Ai seminari in inglese in francese (non è prevista la traduzione in italiano) parteciperanno Moshe Idel, considerato oggi il massimo studioso di Kabbalah , la scrittrice francese Eliette Abécassis, i filosofi Ami Bouganim e Monique Canto- Sperber (che insegna all’Ecole Normale Supérieure di Parigi), Yair Zakovitch, uno dei più quotati esperti biblici, Marco  Ceresa docente di letteratura cinese e studi culturali dell’Asia all’Università Ca’ Foscari di Venezia, Guy Stroumsa,  professore di religioni comparate dell’Università Ebraica di Gerusalemme, il presidente della stessa Università Menachem Ben Sasson, specialista di ermeneutica biblica, Clemence Boulouque, scrittrice specializzata in Kabbalah e  misticismo e Haim Baharier, noto per le sue vertiginose lezioni di ermeneutica biblica. E il giornalista Gad Lerner, che  parteciperà a un dibattito di grande attualità, domenica mattina, su sesso e potere.

 

 

Intervista a Moshe Idel, Haim Baharier e Enzo Bianchi

a cura di Viviana Kasam

Il Cantico dei Cantici: il poema d’amore più conosciuto, più commentato, più tradotto nella Storia, e anche il più  misterioso. Che cosa significa il titolo? Perché un poema così fortemente erotico è stato assunto sin dall’antichità  (Concilio di Yavnè, 90 d.C.), nel canone dell’Antico Testamento? E come mai nelle tradizioni religiose dell’occidente,  quella ebraica, quella cattolica, quella cristiana, la letteralità del testo, che descrive senza mezzi termini un amplesso, è  tata “freudianamente” rimossa in favore di una interpretazione mistica spesso tirata per i capelli, così forzata nel  diniego dell’evidenza da apparire quasi assurda ad un occhio laico e smaliziato?
Giriamo i quesiti a Moshe Idel, considerato oggi il massimo studioso di mistica ebraica, che insegna alla cattedra che fu  di Gershom Scholem, Haim Baharier, famoso per le sue lezioni di ermeneutica biblica diventate cult, e Padre Enzo  Bianchi, fondatore e priore della Comunità monastica di Bose, scrittore, editore di Qiqajon, profondo conoscitore e interprete delle Scritture.

 

Perché il titolo?
Baharier: Se abbracciamo ciò che dice Rashi al riguardo si tratterebbe di una valutazione qualitativa: un canto sopra ogni canto. Oppure un canto per tutti i canti. Seguendo invece il commento di Rabbi Israel Salanter, il Cantico dei  Cantici è un testo paradigmatico della pluralità dei significati e nello stesso tempo dell’univocità: ossia una voce  profonda, separata, sempre identificabile.
Bianchi: Questo titolo – che coincide con la prima riga del testo: “Cantico dei Cantici, che è di Salomone” – è un  superlativo, dunque indica “il canto per eccellenza”, il più sublime tra tutti i canti cantati in Israele. I rabbini dicevano  che c’è una corrispondenza tra questa espressione e il Santo dei Santi, ovvero il luogo più interno del Tempio, sede  della presenza di Dio. E’ un modo simbolico per affermare che la parola di Dio è presente più che mai in questo piccolo  gioiello letterario.
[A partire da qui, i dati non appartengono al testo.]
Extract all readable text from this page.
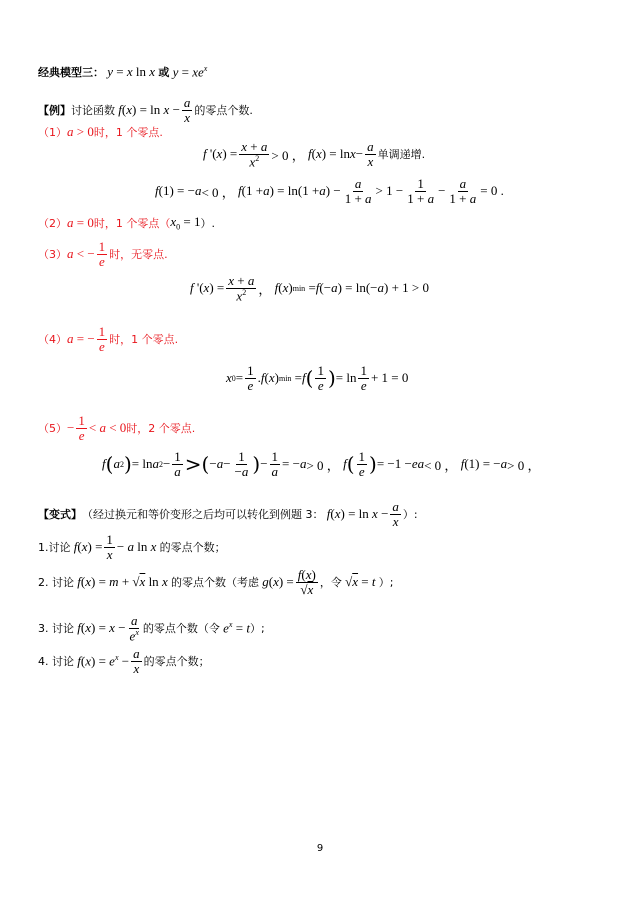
经典模型三： y = x ln x 或 $y = xe^x$
【例】 讨论函数 $f(x) = \ln x - \frac{a}{x}$ 的零点个数.
（1） a > 0 时，1 个零点.
f '( x ) = x + a
$x^2 > 0$ ， f ( x ) = ln x − a
x 单调递增.
f (1) = − a < 0 ， f (1 + a ) = ln(1 + a ) − a
1 + a > 1 − 1
1 + a − a
1 + a = 0 .
（2） a = 0 时，1 个零点（ $x_0 = 1$ ）.
（3） a < − $\frac{1}{e}$ 时，无零点.
f '( x ) = x + a
$x^2$ ， f ( x ) min = f (− a ) = ln(− a ) + 1 > 0
（4） a = − $\frac{1}{e}$ 时，1 个零点.
x 0 = 1
e . f ( x ) min = f ( 1
e ) = ln 1
e + 1 = 0
$(5) - \frac{1}{e} < a < 0$ 时，2 个零点.
f ( a 2 ) = ln a 2 − 1
a >( − a − 1
−a ) − 1
a = − a > 0 ， f ( 1
e ) = −1 − ea < 0 ， f (1) = − a > 0 ，
【变式】 （经过换元和等价变形之后均可以转化到例题 3： $f(x) = \ln x - \frac{a}{x}$ ）:
1.讨论 $f(x) = \frac{1}{x} - a$ ln x 的零点个数；
2. 讨论 f(x) = m + √x ln x 的零点个数（考虑 $g(x) = \frac{f(x)}{√x}$ ，令 √x = t ）;
3. 讨论 $f(x) = x - \frac{a}{e^x}$ 的零点个数（令 $e^x = t$ ）;
4. 讨论 $f(x) = e^x - \frac{a}{x}$ 的零点个数；
9
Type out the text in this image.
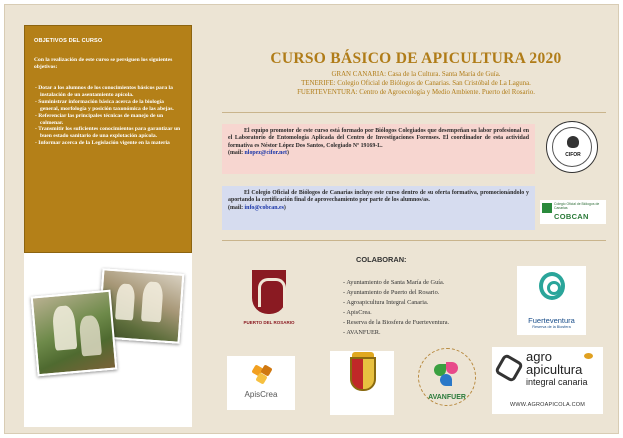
OBJETIVOS DEL CURSO
Con la realización de este curso se persiguen los siguientes objetivos:
- Dotar a los alumnos de los conocimientos básicos para la instalación de un asentamiento apícola.
- Suministrar información básica acerca de la biología general, morfología y posición taxonómica de las abejas.
- Referenciar las principales técnicas de manejo de un colmenar.
- Transmitir los suficientes conocimientos para garantizar un buen estado sanitario de una explotación apícola.
- Informar acerca de la Legislación vigente en la materia
CURSO BÁSICO DE APICULTURA 2020
GRAN CANARIA: Casa de la Cultura. Santa María de Guía.
TENERIFE: Colegio Oficial de Biólogos de Canarias. San Cristóbal de La Laguna.
FUERTEVENTURA: Centro de Agroecología y Medio Ambiente. Puerto del Rosario.

El equipo promotor de este curso está formado por Biólogos Colegiados que desempeñan su labor profesional en el Laboratorio de Entomología Aplicada del Centro de Investigaciones Forenses. El coordinador de esta actividad formativa es Néstor López Dos Santos, Colegiado Nº 19169-L.

(mail: nlopez@cifor.net)	CIFOR

El Colegio Oficial de Biólogos de Canarias incluye este curso dentro de su oferta formativa, promocionándolo y aportando la certificación final de aprovechamiento por parte de los alumnos/as.

(mail: info@cobcan.es)
Colegio Oficial de Biólogos de Canarias
COBCAN
COLABORAN:
- Ayuntamiento de Santa María de Guía.
- Ayuntamiento de Puerto del Rosario.
- Agroapicultura Integral Canaria.
- ApisCrea.
- Reserva de la Biosfera de Fuerteventura.
- AVANFUER.
PUERTO DEL ROSARIO	Fuerteventura
Reserva de la Biosfera
ApisCrea	AVANFUER
agro
apicultura
integral canaria
WWW.AGROAPICOLA.COM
Dunque l’autore fu davvero il re Salomone?

Baharier: Dal punto di vista storico saremmo legittimati ad avere dei dubbi. Se però immaginiamo una sorta di casting  dobbiamo ammettere che il ruolo di autore del Cantico ben si addice a Re Salomone.
Idel: Ritengo di no, il testo è probabilmente più tardo di qualche secolo rispetto al regno di Salomone, ma questa  attribuzione è stata fondamentale per far adottare il Cantico nel canone biblico.
Bianchi: Non è realistico attribuirlo al Re Salomone. Però c’è un senso logico in questa attribuzione, legato al fatto che  nel testo viene citato alcune volte (per l’esattezza sei) proprio il Re Salomone. Approfondendo questo dato, potremmo  chiederci: per una innamorata il suo amato non è forse sempre un re? In quest’ottica è bello pensare che i due  ersonaggi siano in qualche modo un re e una regina, anche se nella realtà materiale del testo sono più probabilmente  un pastorello e una pastorella. L’amore descritto è quello di due ragazzi, è l’amore di tutti i ragazzi innamorati. L’autore, hiunque egli sia, è certamente un poeta raffinato, capace di descrivere l’amore con grande maestria.

 

Ma di quale amore stiamo parlando: amore sacro, amore profano, o entrambi?
Idel: Secondo il suo significato originario, è un canto erotico secolare, che solo più tardi è stato allegorizzato sia nella  tradizione ebraica che in quella cristiana, per adattarsi a nuovi valori religiosi emersi più tardi, a partire dal primo  secolo dopo Cristo.
Bianchi: Direi che il Cantico celebra l’amore umano in tutte le sue infinite sfaccettature, alle quali si può alludere solo in  chiave poetica: la lontananza, il cercarsi, il rincorrersi, il ritrovarsi, l’amplesso… E’ significativo che il nome di Dio  compaia solo alla fine, quando si dice che l’amore è una fiammata, è un fuoco divino. In questo senso, nella tradizione  ebraica il Cantico è diventato ben presto simbolico dell’amore di Dio per il suo popolo; nella tradizione cristiana è  normalmente simbolico dell’amore tra Cristo e la Chiesa o, in ambienti monastici, tra Dio, tra Cristo e il singolo credente. In questo cammino il senso letterale del Cantico fu totalmente oscurato. Quando però si trattò di inserire  questo poema nel canone dell’Antico Testamento molti si opposero, proprio per gli espliciti riferimenti al sesso  contenuti in queste pagine. Fu Rabbi Akiva a farcelo entrare, durante il Concilio di Javne (fine del I secolo d.C.), insistendo sull’interpretazione simbolica di cui si diceva.
Celebri sono le parole da lui usate per giustificare tale inserimento: “Il mondo intero non è degno del giorno in cui il  Cantico dei Cantici è stato donato a Israele: tutte le Scritture infatti sono sante, ma il Cantico dei Cantici è il Santo dei Santi!”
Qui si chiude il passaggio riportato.